وَلا تَقْفُ مَا لَيْسَ لَكَ بِهِ عِلْمٌ إِنَّ السَّمْعَ وَالْبَصَرَ وَالْفُؤَادَ كُلُّ أُولَئِكَ كَانَ عَنْهُ مَسْئُولا (٣٦)
“Dan janganlah kamu mengikuti apa yang kamu tidak mempunyai Ilmu tentangnya tentangnya. Sesungguhnya pendengaran, penglihatan dan hati, semuanya itu akan diminta pertanggungan jawabnya. (QS. Al- Isro’ ayat 36).
Kemudian, Allah Azza wa Jalla juga memerintahkan kepada kita untuk mengikuti “Manhaj” Nabi SAW, sebagaimana firman Nya:
قُلْ إِنْكُنْتُمْ تُحِبُّوْنَ اللهُ فَاتَّبِعُوْنِيْ يُحْبِبْكُمُ اللهُ وَ ياَغْفِر لَكُمْ ذُنُوْبَكُمْ
"Katakanlah (Wahai Muhammad)!, Jika kamu (benar-benar) mencintai Allah, ikutilah aku, niscaya Allah akan mengasihi dan mengampuni dosa-dosamu" (QS. Ali- Imran : 31)

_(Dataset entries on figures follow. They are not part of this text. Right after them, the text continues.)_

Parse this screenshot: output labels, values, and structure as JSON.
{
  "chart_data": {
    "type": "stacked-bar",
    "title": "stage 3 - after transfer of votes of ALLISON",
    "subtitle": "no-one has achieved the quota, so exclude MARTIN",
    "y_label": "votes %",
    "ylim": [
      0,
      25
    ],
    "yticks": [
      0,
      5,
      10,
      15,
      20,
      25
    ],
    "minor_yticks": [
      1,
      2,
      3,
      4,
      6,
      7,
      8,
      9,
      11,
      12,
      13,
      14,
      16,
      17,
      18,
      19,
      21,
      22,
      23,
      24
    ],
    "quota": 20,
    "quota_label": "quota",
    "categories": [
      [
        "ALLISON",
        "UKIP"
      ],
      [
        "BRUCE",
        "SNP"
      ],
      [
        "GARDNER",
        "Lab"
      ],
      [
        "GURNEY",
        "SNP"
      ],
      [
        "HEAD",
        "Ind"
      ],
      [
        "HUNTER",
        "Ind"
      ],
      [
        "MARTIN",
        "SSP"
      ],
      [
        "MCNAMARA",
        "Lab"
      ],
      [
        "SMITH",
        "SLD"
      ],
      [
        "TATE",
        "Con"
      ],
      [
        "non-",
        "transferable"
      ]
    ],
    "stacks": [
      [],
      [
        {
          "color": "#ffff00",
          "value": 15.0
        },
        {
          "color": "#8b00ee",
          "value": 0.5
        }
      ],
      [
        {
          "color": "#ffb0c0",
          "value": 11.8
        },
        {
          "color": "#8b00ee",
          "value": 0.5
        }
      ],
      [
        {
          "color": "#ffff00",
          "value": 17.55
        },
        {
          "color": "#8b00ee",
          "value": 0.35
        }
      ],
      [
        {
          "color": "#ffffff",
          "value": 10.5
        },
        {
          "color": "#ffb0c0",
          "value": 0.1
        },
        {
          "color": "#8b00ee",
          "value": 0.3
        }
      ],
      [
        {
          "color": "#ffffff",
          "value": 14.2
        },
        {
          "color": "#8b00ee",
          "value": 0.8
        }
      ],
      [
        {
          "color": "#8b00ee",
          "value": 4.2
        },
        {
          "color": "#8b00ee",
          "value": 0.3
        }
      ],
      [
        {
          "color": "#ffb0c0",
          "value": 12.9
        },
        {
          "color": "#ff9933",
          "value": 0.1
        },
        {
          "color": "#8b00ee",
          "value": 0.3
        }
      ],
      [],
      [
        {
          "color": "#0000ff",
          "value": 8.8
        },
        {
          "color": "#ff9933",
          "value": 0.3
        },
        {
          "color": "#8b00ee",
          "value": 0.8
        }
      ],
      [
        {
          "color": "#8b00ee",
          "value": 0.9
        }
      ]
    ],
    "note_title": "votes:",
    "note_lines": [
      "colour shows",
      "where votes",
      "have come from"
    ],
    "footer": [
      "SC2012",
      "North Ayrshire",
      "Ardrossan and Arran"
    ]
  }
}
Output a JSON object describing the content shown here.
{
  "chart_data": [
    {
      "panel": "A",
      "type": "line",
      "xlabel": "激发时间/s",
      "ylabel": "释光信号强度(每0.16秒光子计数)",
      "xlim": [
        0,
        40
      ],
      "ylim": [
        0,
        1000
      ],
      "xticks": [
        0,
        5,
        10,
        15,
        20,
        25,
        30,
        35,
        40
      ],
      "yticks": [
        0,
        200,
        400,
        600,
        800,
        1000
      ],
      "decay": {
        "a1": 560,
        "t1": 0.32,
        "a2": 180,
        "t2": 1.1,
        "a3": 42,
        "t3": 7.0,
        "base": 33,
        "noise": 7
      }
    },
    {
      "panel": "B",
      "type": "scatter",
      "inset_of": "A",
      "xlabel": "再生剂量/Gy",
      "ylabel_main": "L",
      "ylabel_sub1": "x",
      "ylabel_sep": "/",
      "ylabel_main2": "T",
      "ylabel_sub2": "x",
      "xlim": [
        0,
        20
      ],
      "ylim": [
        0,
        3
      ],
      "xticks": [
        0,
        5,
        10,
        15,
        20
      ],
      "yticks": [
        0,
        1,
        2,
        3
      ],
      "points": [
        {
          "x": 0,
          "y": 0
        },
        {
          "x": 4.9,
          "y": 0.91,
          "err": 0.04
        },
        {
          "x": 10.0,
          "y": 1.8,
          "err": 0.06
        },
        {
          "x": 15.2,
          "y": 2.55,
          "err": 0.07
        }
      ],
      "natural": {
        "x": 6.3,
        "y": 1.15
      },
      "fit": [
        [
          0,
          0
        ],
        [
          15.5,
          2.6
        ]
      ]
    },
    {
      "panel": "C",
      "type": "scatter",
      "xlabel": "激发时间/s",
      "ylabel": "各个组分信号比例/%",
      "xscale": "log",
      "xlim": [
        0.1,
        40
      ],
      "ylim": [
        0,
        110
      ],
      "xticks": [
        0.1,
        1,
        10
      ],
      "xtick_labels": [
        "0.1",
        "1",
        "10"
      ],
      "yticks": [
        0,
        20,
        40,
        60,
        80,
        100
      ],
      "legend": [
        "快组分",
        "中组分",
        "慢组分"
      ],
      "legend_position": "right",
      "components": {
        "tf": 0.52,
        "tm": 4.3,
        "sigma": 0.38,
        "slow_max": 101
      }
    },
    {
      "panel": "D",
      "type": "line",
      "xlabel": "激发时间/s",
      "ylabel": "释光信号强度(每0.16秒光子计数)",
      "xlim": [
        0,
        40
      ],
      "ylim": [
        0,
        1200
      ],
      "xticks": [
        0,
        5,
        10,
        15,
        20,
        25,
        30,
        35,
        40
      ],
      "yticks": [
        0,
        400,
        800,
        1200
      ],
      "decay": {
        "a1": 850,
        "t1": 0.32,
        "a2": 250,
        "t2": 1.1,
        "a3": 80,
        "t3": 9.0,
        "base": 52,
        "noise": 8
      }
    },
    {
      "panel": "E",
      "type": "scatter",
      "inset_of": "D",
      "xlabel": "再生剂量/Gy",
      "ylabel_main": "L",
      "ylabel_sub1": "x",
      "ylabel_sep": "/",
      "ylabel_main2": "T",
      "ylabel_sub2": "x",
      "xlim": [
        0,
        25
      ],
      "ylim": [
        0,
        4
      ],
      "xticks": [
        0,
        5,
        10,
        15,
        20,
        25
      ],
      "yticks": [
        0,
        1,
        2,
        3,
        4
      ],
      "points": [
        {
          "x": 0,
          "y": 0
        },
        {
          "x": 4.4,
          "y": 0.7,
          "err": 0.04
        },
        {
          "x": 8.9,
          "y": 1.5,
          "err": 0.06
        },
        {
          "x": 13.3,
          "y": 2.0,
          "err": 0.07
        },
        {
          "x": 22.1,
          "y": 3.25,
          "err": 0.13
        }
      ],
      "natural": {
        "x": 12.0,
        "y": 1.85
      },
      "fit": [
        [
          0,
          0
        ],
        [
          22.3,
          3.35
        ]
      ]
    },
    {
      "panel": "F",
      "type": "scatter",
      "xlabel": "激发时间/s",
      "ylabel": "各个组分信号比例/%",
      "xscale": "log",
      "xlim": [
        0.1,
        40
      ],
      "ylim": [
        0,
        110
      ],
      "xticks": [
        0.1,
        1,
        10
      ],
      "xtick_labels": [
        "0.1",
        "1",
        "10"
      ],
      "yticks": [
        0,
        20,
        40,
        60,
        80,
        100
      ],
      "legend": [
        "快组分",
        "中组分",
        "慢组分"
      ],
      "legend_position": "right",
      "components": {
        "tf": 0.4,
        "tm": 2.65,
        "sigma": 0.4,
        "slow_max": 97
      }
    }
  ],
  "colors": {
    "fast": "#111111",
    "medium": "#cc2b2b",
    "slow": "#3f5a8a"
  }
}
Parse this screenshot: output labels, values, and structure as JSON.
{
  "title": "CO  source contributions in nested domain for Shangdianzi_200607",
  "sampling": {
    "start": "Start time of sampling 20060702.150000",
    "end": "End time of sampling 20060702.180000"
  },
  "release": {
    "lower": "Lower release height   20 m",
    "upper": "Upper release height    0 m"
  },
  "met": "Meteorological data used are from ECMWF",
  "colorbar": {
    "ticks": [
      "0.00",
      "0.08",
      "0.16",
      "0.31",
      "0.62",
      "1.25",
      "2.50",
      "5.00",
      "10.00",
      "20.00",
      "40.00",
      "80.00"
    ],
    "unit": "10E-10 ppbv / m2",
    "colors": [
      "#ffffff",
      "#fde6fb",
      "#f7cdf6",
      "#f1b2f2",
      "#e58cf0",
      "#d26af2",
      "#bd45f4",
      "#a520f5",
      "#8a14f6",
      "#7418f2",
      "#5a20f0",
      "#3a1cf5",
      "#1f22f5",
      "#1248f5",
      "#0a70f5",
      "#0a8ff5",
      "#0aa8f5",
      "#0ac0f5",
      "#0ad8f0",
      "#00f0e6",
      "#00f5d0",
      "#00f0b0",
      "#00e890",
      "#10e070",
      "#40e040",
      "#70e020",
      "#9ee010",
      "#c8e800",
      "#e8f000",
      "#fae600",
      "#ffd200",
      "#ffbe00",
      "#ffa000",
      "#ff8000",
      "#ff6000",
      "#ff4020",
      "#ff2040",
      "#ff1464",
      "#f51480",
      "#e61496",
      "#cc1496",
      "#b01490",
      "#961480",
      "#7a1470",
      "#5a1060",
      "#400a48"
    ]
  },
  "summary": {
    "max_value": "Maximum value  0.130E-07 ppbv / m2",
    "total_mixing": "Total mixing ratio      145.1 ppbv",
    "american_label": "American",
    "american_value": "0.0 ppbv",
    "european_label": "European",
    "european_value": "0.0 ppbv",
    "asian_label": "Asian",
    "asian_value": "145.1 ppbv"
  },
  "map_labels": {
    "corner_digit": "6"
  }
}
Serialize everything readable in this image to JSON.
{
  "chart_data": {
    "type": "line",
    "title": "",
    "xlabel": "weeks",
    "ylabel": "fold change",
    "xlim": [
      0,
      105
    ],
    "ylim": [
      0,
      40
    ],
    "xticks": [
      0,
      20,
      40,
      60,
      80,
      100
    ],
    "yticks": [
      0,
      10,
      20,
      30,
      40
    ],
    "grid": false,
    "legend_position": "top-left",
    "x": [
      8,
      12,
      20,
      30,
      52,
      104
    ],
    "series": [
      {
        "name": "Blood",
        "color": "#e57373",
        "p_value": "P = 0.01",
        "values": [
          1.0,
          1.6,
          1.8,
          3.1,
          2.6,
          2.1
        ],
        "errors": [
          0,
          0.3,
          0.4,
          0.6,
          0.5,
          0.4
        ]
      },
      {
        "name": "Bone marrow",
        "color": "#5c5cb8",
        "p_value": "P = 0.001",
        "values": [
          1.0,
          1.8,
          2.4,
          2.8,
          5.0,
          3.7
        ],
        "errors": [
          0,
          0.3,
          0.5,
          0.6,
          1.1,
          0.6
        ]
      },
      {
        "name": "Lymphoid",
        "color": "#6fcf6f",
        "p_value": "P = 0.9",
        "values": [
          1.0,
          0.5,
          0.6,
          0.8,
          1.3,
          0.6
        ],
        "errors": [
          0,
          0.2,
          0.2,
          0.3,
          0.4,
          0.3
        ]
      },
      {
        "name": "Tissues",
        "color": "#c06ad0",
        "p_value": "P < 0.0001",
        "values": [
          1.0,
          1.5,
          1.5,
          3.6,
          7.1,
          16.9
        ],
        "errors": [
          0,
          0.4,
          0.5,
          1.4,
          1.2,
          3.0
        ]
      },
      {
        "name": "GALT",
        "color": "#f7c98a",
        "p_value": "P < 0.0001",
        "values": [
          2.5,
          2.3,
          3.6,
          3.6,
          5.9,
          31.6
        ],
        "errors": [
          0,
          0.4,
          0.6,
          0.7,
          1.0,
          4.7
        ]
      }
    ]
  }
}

Dan diantara Manhaj Nabi sebagai mana disebutkan oleh Imam Asy- Syafi’i (Imam Syafi’i) adalah menyesuaikan amalan dengan sunnah Rasulullah saw, bila sesuai dengan sunnah maka ambillah dan bila tidak sesuai dengan sunnah maka kita tinggalkan, bahkan beliau (Imam Syafi’i) mengatakan bila ada pendapatnya yang menyelisihi Sunnah (Hadits) Nabi saw, maka beliau memerintahkan pengikutnya untuk meninggalkan pendapatnya. Berikut beberapa perkataan Imam asy- Syafi’:
إِذَا وَجَدْ تم سنّة من رَسُوْلِ الله صلى الله عليه وسلم خلاف قولي فخذوا باسنّة، ودعوا قولي فإنّى أقولبِها
“Jika kalian mendapati Sunnah dari Rasulillah saw yang menyelisishi perkataanku maka ambillah sunnah dan tinggalkanlah pendapatku. Karena aku (akan) berpendapat dengan sunnah tersebut” (Atsar Shahih diriwayatkan oleh Ibnu Asakir dalam Kitab Tarikh Damasyq Juz 51 hal. 389)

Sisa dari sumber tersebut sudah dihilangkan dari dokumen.